Hospitals, Policy

Cleveland Clinic CEO: Comparative effectiveness will ‘chill’ innovation

Comparative effectiveness research, one of the key tenets of federal health reform, “seems good on […]

Comparative effectiveness research, one of the key tenets of federal health reform, “seems good on first blush” but will have a chilling effect on medical innovation, Cleveland Clinic CEO Dr. Toby Cosgrove said.

Comparative effectivess research (CER) refers to studying which types of treatment alternatives work best for a certain medical condition. Under health reform, Medicare and health insurance companies will pay a tax that’s expected to generate $500 million annually to support a government-appointed group that will oversee and set guidelines for CER.

Cosgrove fears that CER (as it was structured in federal health reform, at least) is “not good for innovators.”  The problem is that if CER determines one treatment or product is the most effective for a certain condition, innovators will have little incentive to embark on the lengthy and expensive process of developing a new treatment for the condition.

Cosgrove made his comments as part of a panel discussion called “Perspectives from the top of the industry” at the Cleveland Clinic Medical Innovations Summit.

A fellow panelist, St. Jude Medical CEO Dan Starks, agreed with Cosgrove, calling CER “a wolf in sheep’s clothing.”

“There’s a role for it if it’s done well,” Starks said. “The risk is unintended consequences.”

Much of the other commentary from the panel — which also featured venture capitalist Harry Rein of Foundation Medical Partners, Xerox CEO Ursula Burns and John Sheets, senior vice president of corporate research at Boston Scientific — sounded like a campaign commercial for Rick Perry or Mitt Romney.
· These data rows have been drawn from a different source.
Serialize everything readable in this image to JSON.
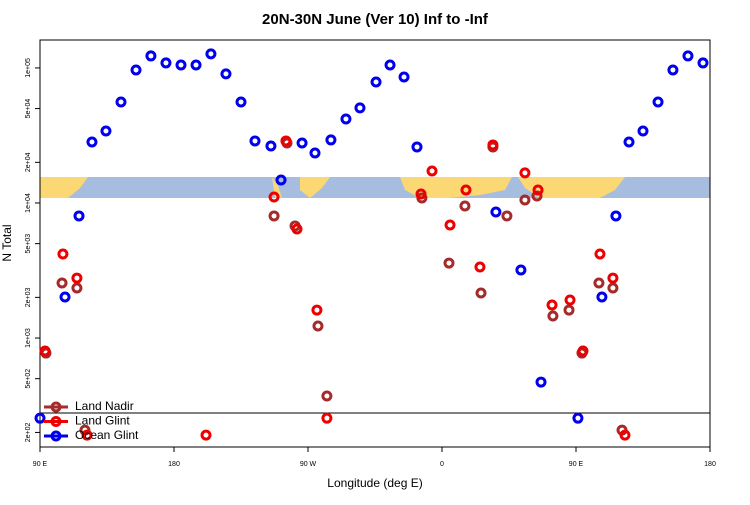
{
  "chart_data": {
    "type": "scatter",
    "title": "20N-30N June (Ver 10)   Inf to -Inf",
    "x_label": "Longitude (deg E)",
    "y_label": "N Total",
    "log_y": true,
    "legend": "lower left",
    "xlim": [
      90,
      540
    ],
    "ylim": [
      156,
      161000
    ],
    "xticks": [
      {
        "value": 90,
        "label": "90 E"
      },
      180,
      {
        "value": 270,
        "label": "90 W"
      },
      {
        "value": 360,
        "label": "0"
      },
      {
        "value": 450,
        "label": "90 E"
      },
      {
        "value": 540,
        "label": "180"
      }
    ],
    "yticks": [
      {
        "value": 200,
        "label": "2e+02"
      },
      {
        "value": 500,
        "label": "5e+02"
      },
      {
        "value": 1000,
        "label": "1e+03"
      },
      {
        "value": 2000,
        "label": "2e+03"
      },
      {
        "value": 5000,
        "label": "5e+03"
      },
      {
        "value": 10000,
        "label": "1e+04"
      },
      {
        "value": 20000,
        "label": "2e+04"
      },
      {
        "value": 50000,
        "label": "5e+04"
      },
      {
        "value": 100000,
        "label": "1e+05"
      }
    ],
    "series": [
      {
        "name": "Land Nadir",
        "color": "#a52a2a",
        "x": [
          94.0,
          104.8,
          114.8,
          120.2,
          247.2,
          255.9,
          261.3,
          276.7,
          282.7,
          346.5,
          364.7,
          375.4,
          386.2,
          394.2,
          403.6,
          415.7,
          423.8,
          434.5,
          445.3,
          454.0,
          465.4,
          474.8,
          480.9
        ],
        "values": [
          774,
          2556,
          2346,
          208,
          8017,
          27800,
          6760,
          1227,
          372,
          10890,
          3590,
          9500,
          2154,
          26000,
          8017,
          10520,
          11270,
          1455,
          1611,
          774,
          2556,
          2346,
          208
        ]
      },
      {
        "name": "Land Glint",
        "color": "#ee0000",
        "x": [
          93.4,
          105.4,
          114.8,
          121.6,
          201.5,
          247.2,
          255.2,
          262.6,
          276.0,
          282.7,
          345.9,
          353.3,
          365.4,
          376.1,
          385.5,
          394.2,
          415.7,
          424.5,
          433.9,
          446.0,
          454.7,
          466.1,
          474.8,
          482.9
        ],
        "values": [
          802,
          4190,
          2780,
          191,
          191,
          11070,
          28800,
          6420,
          1611,
          255,
          11660,
          17260,
          6870,
          12480,
          3357,
          26900,
          16700,
          12480,
          1756,
          1911,
          802,
          4190,
          2780,
          191
        ]
      },
      {
        "name": "Ocean Glint",
        "color": "#0000ee",
        "x": [
          90,
          106.8,
          116.2,
          124.9,
          134.3,
          144.4,
          154.5,
          164.5,
          174.6,
          184.7,
          194.8,
          204.8,
          214.9,
          225.0,
          234.4,
          245.1,
          251.9,
          266.0,
          274.7,
          285.4,
          295.5,
          304.9,
          315.7,
          325.1,
          334.5,
          343.2,
          396.2,
          413.0,
          426.5,
          451.3,
          467.4,
          476.8,
          485.6,
          495.0,
          505.1,
          515.1,
          525.2,
          535.3
        ],
        "values": [
          255,
          2013,
          8017,
          28300,
          34130,
          55980,
          96610,
          122700,
          108900,
          105200,
          105200,
          127000,
          90300,
          55980,
          28800,
          26430,
          14800,
          27800,
          23450,
          29300,
          41900,
          50570,
          78700,
          105200,
          85700,
          26000,
          8580,
          3190,
          472,
          255,
          2013,
          8017,
          28300,
          34130,
          55980,
          96610,
          122700,
          108900
        ]
      }
    ]
  }
}
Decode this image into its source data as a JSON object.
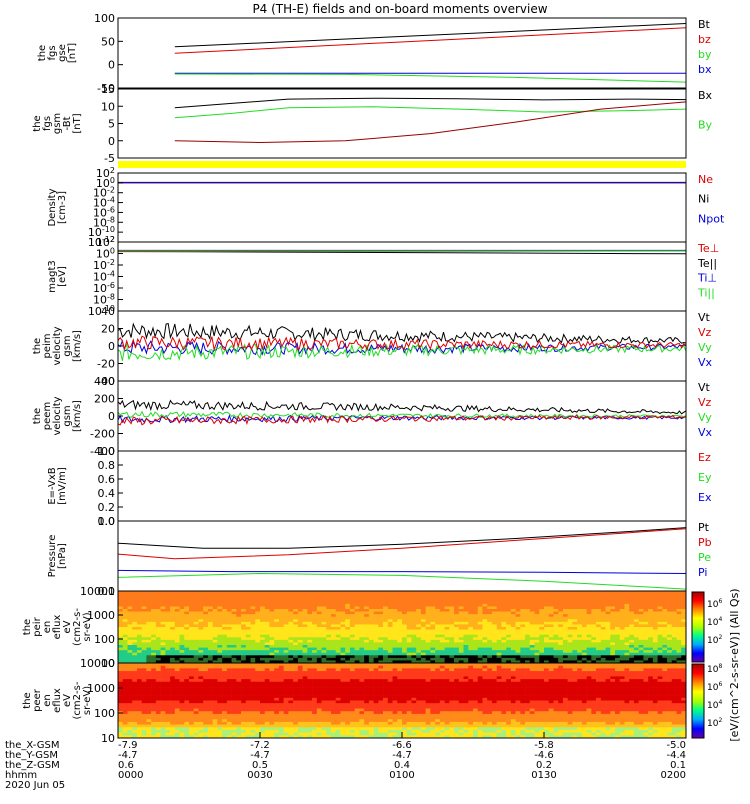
{
  "title": "P4 (TH-E) fields and on-board moments overview",
  "footer_labels": [
    "the_X-GSM",
    "the_Y-GSM",
    "the_Z-GSM",
    "hhmm",
    "2020 Jun 05"
  ],
  "footer_rows": {
    "x_gsm": [
      "-7.9",
      "-7.2",
      "-6.6",
      "-5.8",
      "-5.0"
    ],
    "y_gsm": [
      "-4.7",
      "-4.7",
      "-4.7",
      "-4.6",
      "-4.4"
    ],
    "z_gsm": [
      "0.6",
      "0.5",
      "0.4",
      "0.2",
      "0.1"
    ],
    "hhmm": [
      "0000",
      "0030",
      "0100",
      "0130",
      "0200"
    ]
  },
  "colorbar_label": "[eV/(cm^2-s-sr-eV)] (All Qs)",
  "colorbar_ticks_top": [
    "10^6",
    "10^4",
    "10^2"
  ],
  "colorbar_ticks_bottom": [
    "10^8",
    "10^6",
    "10^4",
    "10^2"
  ],
  "colors": {
    "black": "#000000",
    "red": "#dd0000",
    "green": "#22dd22",
    "blue": "#0000dd",
    "yellow": "#ffff00"
  },
  "chart_data": [
    {
      "type": "line",
      "ylabel": [
        "the",
        "fgs",
        "gse",
        "[nT]"
      ],
      "yticks": [
        "100",
        "50",
        "0",
        "-50"
      ],
      "ylim": [
        -60,
        105
      ],
      "legend": [
        {
          "name": "Bt",
          "color": "#000000"
        },
        {
          "name": "bz",
          "color": "#dd0000"
        },
        {
          "name": "by",
          "color": "#22dd22"
        },
        {
          "name": "bx",
          "color": "#0000dd"
        }
      ],
      "series": [
        {
          "name": "Bt",
          "color": "#000000",
          "x": [
            0.2,
            2.0
          ],
          "y": [
            37,
            92
          ]
        },
        {
          "name": "bz",
          "color": "#dd0000",
          "x": [
            0.2,
            2.0
          ],
          "y": [
            22,
            82
          ]
        },
        {
          "name": "bx",
          "color": "#0000dd",
          "x": [
            0.2,
            2.0
          ],
          "y": [
            -25,
            -25
          ]
        },
        {
          "name": "by",
          "color": "#22dd22",
          "x": [
            0.2,
            0.8,
            1.4,
            2.0
          ],
          "y": [
            -27,
            -28,
            -35,
            -46
          ]
        }
      ]
    },
    {
      "type": "line",
      "ylabel": [
        "the",
        "fgs",
        "gsm",
        "-Bt",
        "[nT]"
      ],
      "yticks": [
        "15",
        "10",
        "5",
        "0",
        "-5"
      ],
      "ylim": [
        -8,
        16
      ],
      "legend": [
        {
          "name": "Bx",
          "color": "#000000"
        },
        {
          "name": "By",
          "color": "#22dd22"
        }
      ],
      "series": [
        {
          "name": "Bx",
          "color": "#000000",
          "x": [
            0.2,
            0.4,
            0.6,
            0.9,
            1.2,
            1.5,
            1.8,
            2.0
          ],
          "y": [
            9.5,
            11,
            12.5,
            12.8,
            12.6,
            12.2,
            12.5,
            12.3
          ]
        },
        {
          "name": "By",
          "color": "#22dd22",
          "x": [
            0.2,
            0.4,
            0.6,
            0.9,
            1.2,
            1.5,
            1.8,
            2.0
          ],
          "y": [
            6,
            7.5,
            9.5,
            9.8,
            9,
            8,
            8.5,
            9
          ]
        },
        {
          "name": "Bz",
          "color": "#990000",
          "x": [
            0.2,
            0.5,
            0.8,
            1.1,
            1.4,
            1.7,
            2.0
          ],
          "y": [
            -2,
            -2.6,
            -2,
            0.5,
            4.5,
            9,
            11.5
          ]
        }
      ]
    },
    {
      "type": "line",
      "ylabel": [
        "Density",
        "[cm-3]"
      ],
      "yticks": [
        "10^2",
        "10^0",
        "10^-2",
        "10^-4",
        "10^-6",
        "10^-8",
        "10^-10",
        "10^-12"
      ],
      "ylim": [
        -12,
        2
      ],
      "legend": [
        {
          "name": "Ne",
          "color": "#dd0000"
        },
        {
          "name": "Ni",
          "color": "#000000"
        },
        {
          "name": "Npot",
          "color": "#0000dd"
        }
      ],
      "series": [
        {
          "name": "Ni",
          "color": "#000000",
          "x": [
            0,
            2.0
          ],
          "y": [
            0.1,
            0.1
          ]
        },
        {
          "name": "Ne",
          "color": "#dd0000",
          "x": [
            0,
            2.0
          ],
          "y": [
            0.05,
            0.05
          ]
        },
        {
          "name": "Npot",
          "color": "#0000dd",
          "x": [
            0,
            2.0
          ],
          "y": [
            0,
            0
          ]
        }
      ]
    },
    {
      "type": "line",
      "ylabel": [
        "magt3",
        "[eV]"
      ],
      "yticks": [
        "10^2",
        "10^0",
        "10^-2",
        "10^-4",
        "10^-6",
        "10^-8",
        "10^-10"
      ],
      "ylim": [
        -12,
        2
      ],
      "legend": [
        {
          "name": "Te⊥",
          "color": "#dd0000"
        },
        {
          "name": "Te||",
          "color": "#000000"
        },
        {
          "name": "Ti⊥",
          "color": "#0000dd"
        },
        {
          "name": "Ti||",
          "color": "#22dd22"
        }
      ],
      "series": [
        {
          "name": "Te||",
          "color": "#000000",
          "x": [
            0,
            2.0
          ],
          "y": [
            0.1,
            -0.4
          ]
        },
        {
          "name": "Te⊥",
          "color": "#dd0000",
          "x": [
            0,
            2.0
          ],
          "y": [
            0.05,
            0.2
          ]
        },
        {
          "name": "Ti⊥",
          "color": "#0000dd",
          "x": [
            0,
            2.0
          ],
          "y": [
            0.3,
            0.3
          ]
        },
        {
          "name": "Ti||",
          "color": "#22dd22",
          "x": [
            0,
            2.0
          ],
          "y": [
            0.2,
            0.2
          ]
        }
      ]
    },
    {
      "type": "line",
      "ylabel": [
        "the",
        "peim",
        "velocity",
        "gsm",
        "[km/s]"
      ],
      "yticks": [
        "40",
        "20",
        "0",
        "-20",
        "-40"
      ],
      "ylim": [
        -40,
        40
      ],
      "legend": [
        {
          "name": "Vt",
          "color": "#000000"
        },
        {
          "name": "Vz",
          "color": "#dd0000"
        },
        {
          "name": "Vy",
          "color": "#22dd22"
        },
        {
          "name": "Vx",
          "color": "#0000dd"
        }
      ],
      "series": [
        {
          "name": "Vt",
          "color": "#000000",
          "noise": 7,
          "x": [
            0,
            1,
            2
          ],
          "y": [
            18,
            12,
            6
          ]
        },
        {
          "name": "Vx",
          "color": "#0000dd",
          "noise": 6,
          "x": [
            0,
            1,
            2
          ],
          "y": [
            -2,
            -3,
            -1
          ]
        },
        {
          "name": "Vy",
          "color": "#22dd22",
          "noise": 7,
          "x": [
            0,
            1,
            2
          ],
          "y": [
            -8,
            -5,
            -3
          ]
        },
        {
          "name": "Vz",
          "color": "#dd0000",
          "noise": 6,
          "x": [
            0,
            1,
            2
          ],
          "y": [
            4,
            2,
            1
          ]
        }
      ]
    },
    {
      "type": "line",
      "ylabel": [
        "the",
        "peem",
        "velocity",
        "gsm",
        "[km/s]"
      ],
      "yticks": [
        "400",
        "200",
        "0",
        "-200",
        "-400"
      ],
      "ylim": [
        -400,
        400
      ],
      "legend": [
        {
          "name": "Vt",
          "color": "#000000"
        },
        {
          "name": "Vz",
          "color": "#dd0000"
        },
        {
          "name": "Vy",
          "color": "#22dd22"
        },
        {
          "name": "Vx",
          "color": "#0000dd"
        }
      ],
      "series": [
        {
          "name": "Vt",
          "color": "#000000",
          "noise": 40,
          "x": [
            0,
            1,
            2
          ],
          "y": [
            130,
            100,
            40
          ]
        },
        {
          "name": "Vx",
          "color": "#0000dd",
          "noise": 30,
          "x": [
            0,
            1,
            2
          ],
          "y": [
            -40,
            -20,
            -20
          ]
        },
        {
          "name": "Vy",
          "color": "#22dd22",
          "noise": 25,
          "x": [
            0,
            1,
            2
          ],
          "y": [
            20,
            5,
            0
          ]
        },
        {
          "name": "Vz",
          "color": "#dd0000",
          "noise": 35,
          "x": [
            0,
            1,
            2
          ],
          "y": [
            -60,
            -30,
            -10
          ]
        }
      ]
    },
    {
      "type": "line",
      "ylabel": [
        "E=-VxB",
        "[mV/m]"
      ],
      "yticks": [
        "1.0",
        "0.8",
        "0.6",
        "0.4",
        "0.2",
        "0.0"
      ],
      "ylim": [
        0,
        1
      ],
      "legend": [
        {
          "name": "Ez",
          "color": "#dd0000"
        },
        {
          "name": "Ey",
          "color": "#22dd22"
        },
        {
          "name": "Ex",
          "color": "#0000dd"
        }
      ],
      "series": []
    },
    {
      "type": "line",
      "ylabel": [
        "Pressure",
        "[nPa]"
      ],
      "yticks": [
        "1.0",
        "0.1"
      ],
      "ylim": [
        -1.05,
        0.75
      ],
      "log": true,
      "legend": [
        {
          "name": "Pt",
          "color": "#000000"
        },
        {
          "name": "Pb",
          "color": "#dd0000"
        },
        {
          "name": "Pe",
          "color": "#22dd22"
        },
        {
          "name": "Pi",
          "color": "#0000dd"
        }
      ],
      "series": [
        {
          "name": "Pt",
          "color": "#000000",
          "x": [
            0,
            0.3,
            0.6,
            1.0,
            1.4,
            1.8,
            2.0
          ],
          "y": [
            0.18,
            0.05,
            0.05,
            0.15,
            0.3,
            0.48,
            0.58
          ]
        },
        {
          "name": "Pb",
          "color": "#dd0000",
          "x": [
            0,
            0.2,
            0.6,
            1.0,
            1.4,
            1.8,
            2.0
          ],
          "y": [
            -0.1,
            -0.22,
            -0.12,
            0.05,
            0.25,
            0.45,
            0.55
          ]
        },
        {
          "name": "Pi",
          "color": "#0000dd",
          "x": [
            0,
            0.4,
            1.0,
            1.5,
            2.0
          ],
          "y": [
            -0.52,
            -0.55,
            -0.55,
            -0.57,
            -0.6
          ]
        },
        {
          "name": "Pe",
          "color": "#22dd22",
          "x": [
            0,
            0.5,
            1.0,
            1.5,
            2.0
          ],
          "y": [
            -0.7,
            -0.6,
            -0.65,
            -0.8,
            -1.0
          ]
        }
      ]
    },
    {
      "type": "heatmap",
      "ylabel": [
        "the",
        "peir",
        "en",
        "eflux",
        "eV",
        "(cm2-s-",
        "sr-eV)"
      ],
      "yticks": [
        "10000",
        "1000",
        "100",
        "10"
      ],
      "ylim": [
        0.7,
        4.4
      ],
      "log": true
    },
    {
      "type": "heatmap",
      "ylabel": [
        "the",
        "peer",
        "en",
        "eflux",
        "eV",
        "(cm2-s-",
        "sr-eV)"
      ],
      "yticks": [
        "10000",
        "1000",
        "100",
        "10"
      ],
      "ylim": [
        0.7,
        4.4
      ],
      "log": true
    }
  ]
}
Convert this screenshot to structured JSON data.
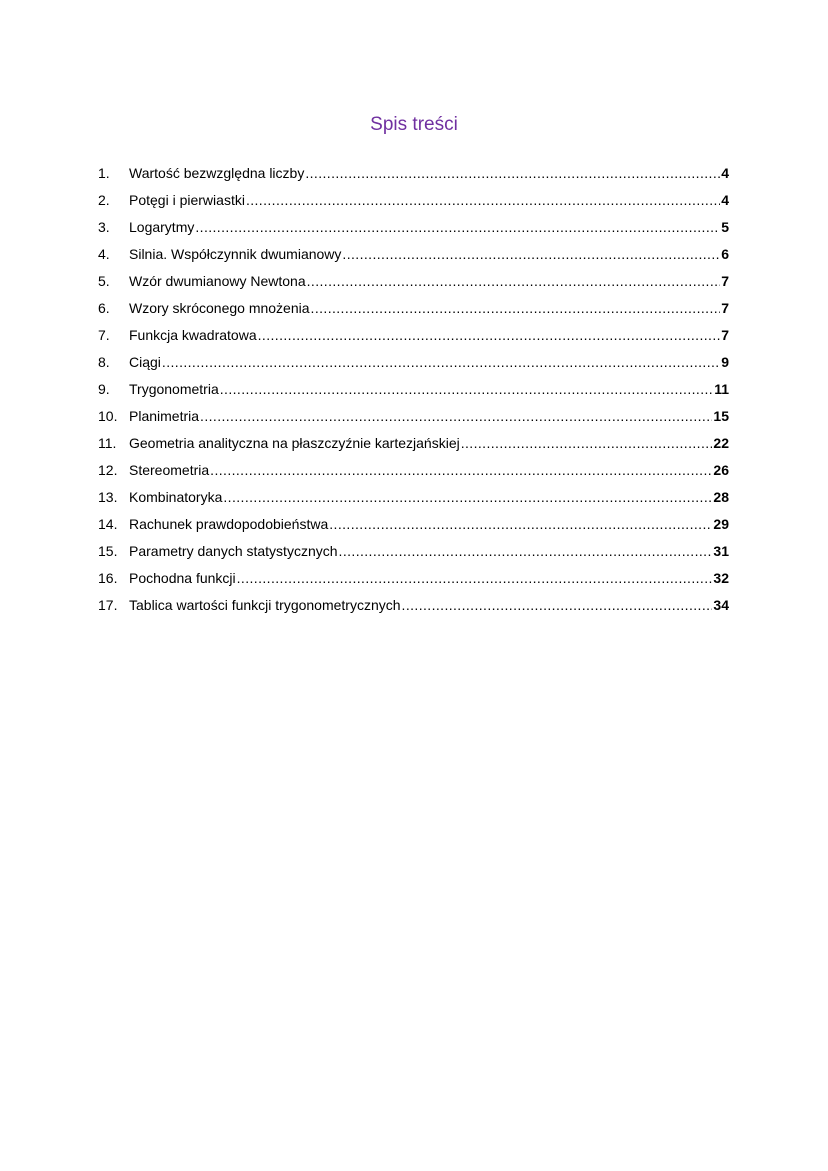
{
  "title": "Spis treści",
  "colors": {
    "title": "#7030a0"
  },
  "entries": [
    {
      "num": "1.",
      "label": "Wartość bezwzględna liczby",
      "page": "4"
    },
    {
      "num": "2.",
      "label": "Potęgi i pierwiastki",
      "page": "4"
    },
    {
      "num": "3.",
      "label": "Logarytmy",
      "page": "5"
    },
    {
      "num": "4.",
      "label": "Silnia. Współczynnik dwumianowy",
      "page": "6"
    },
    {
      "num": "5.",
      "label": "Wzór dwumianowy Newtona",
      "page": "7"
    },
    {
      "num": "6.",
      "label": "Wzory skróconego mnożenia",
      "page": "7"
    },
    {
      "num": "7.",
      "label": "Funkcja kwadratowa",
      "page": "7"
    },
    {
      "num": "8.",
      "label": "Ciągi",
      "page": "9"
    },
    {
      "num": "9.",
      "label": "Trygonometria",
      "page": "11"
    },
    {
      "num": "10.",
      "label": "Planimetria",
      "page": "15"
    },
    {
      "num": "11.",
      "label": "Geometria analityczna na płaszczyźnie kartezjańskiej",
      "page": "22"
    },
    {
      "num": "12.",
      "label": "Stereometria",
      "page": "26"
    },
    {
      "num": "13.",
      "label": "Kombinatoryka",
      "page": "28"
    },
    {
      "num": "14.",
      "label": "Rachunek prawdopodobieństwa",
      "page": "29"
    },
    {
      "num": "15.",
      "label": "Parametry danych statystycznych",
      "page": "31"
    },
    {
      "num": "16.",
      "label": "Pochodna funkcji",
      "page": "32"
    },
    {
      "num": "17.",
      "label": "Tablica wartości funkcji trygonometrycznych",
      "page": "34"
    }
  ]
}
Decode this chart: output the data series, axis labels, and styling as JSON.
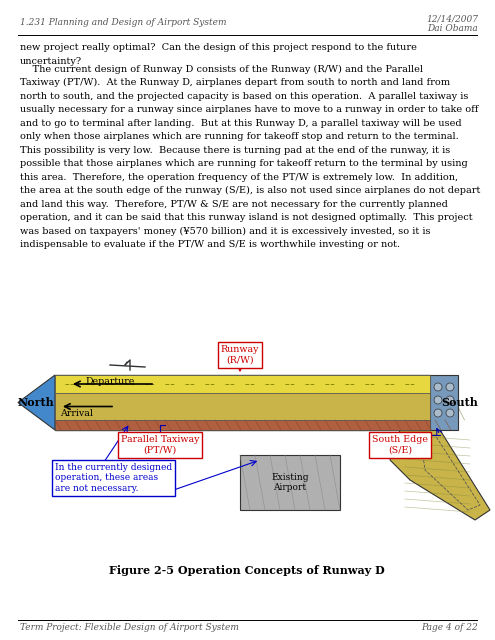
{
  "header_left": "1.231 Planning and Design of Airport System",
  "header_right_top": "12/14/2007",
  "header_right_bottom": "Dai Obama",
  "footer_left": "Term Project: Flexible Design of Airport System",
  "footer_right": "Page 4 of 22",
  "p1_line1": "new project really optimal?  Can the design of this project respond to the future",
  "p1_line2": "uncertainty?",
  "p2_lines": [
    "    The current design of Runway D consists of the Runway (R/W) and the Parallel",
    "Taxiway (PT/W).  At the Runway D, airplanes depart from south to north and land from",
    "north to south, and the projected capacity is based on this operation.  A parallel taxiway is",
    "usually necessary for a runway since airplanes have to move to a runway in order to take off",
    "and to go to terminal after landing.  But at this Runway D, a parallel taxiway will be used",
    "only when those airplanes which are running for takeoff stop and return to the terminal.",
    "This possibility is very low.  Because there is turning pad at the end of the runway, it is",
    "possible that those airplanes which are running for takeoff return to the terminal by using",
    "this area.  Therefore, the operation frequency of the PT/W is extremely low.  In addition,",
    "the area at the south edge of the runway (S/E), is also not used since airplanes do not depart",
    "and land this way.  Therefore, PT/W & S/E are not necessary for the currently planned",
    "operation, and it can be said that this runway island is not designed optimally.  This project",
    "was based on taxpayers' money (¥570 billion) and it is excessively invested, so it is",
    "indispensable to evaluate if the PT/W and S/E is worthwhile investing or not."
  ],
  "figure_caption": "Figure 2-5 Operation Concepts of Runway D",
  "bg_color": "#ffffff",
  "text_color": "#000000"
}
Corporate taxes are too high! The legal system needs tort reform! Government regulation is too burdensome! Give corporations a tax break to repatriate profits!

The rhetoric reached a new level when moderator Maria Bartimoro of CNBC claimed that capitalism “is under attack.”

A member of the next panel, Washington Post reporter Ezra Klein, provided a counterpoint, noting that corporate profits reached record highs in the midst of a recession and the top 1 percent of the country has reaped most of the economic gains of the past decade – which would seem to suggest that capitalism is thriving.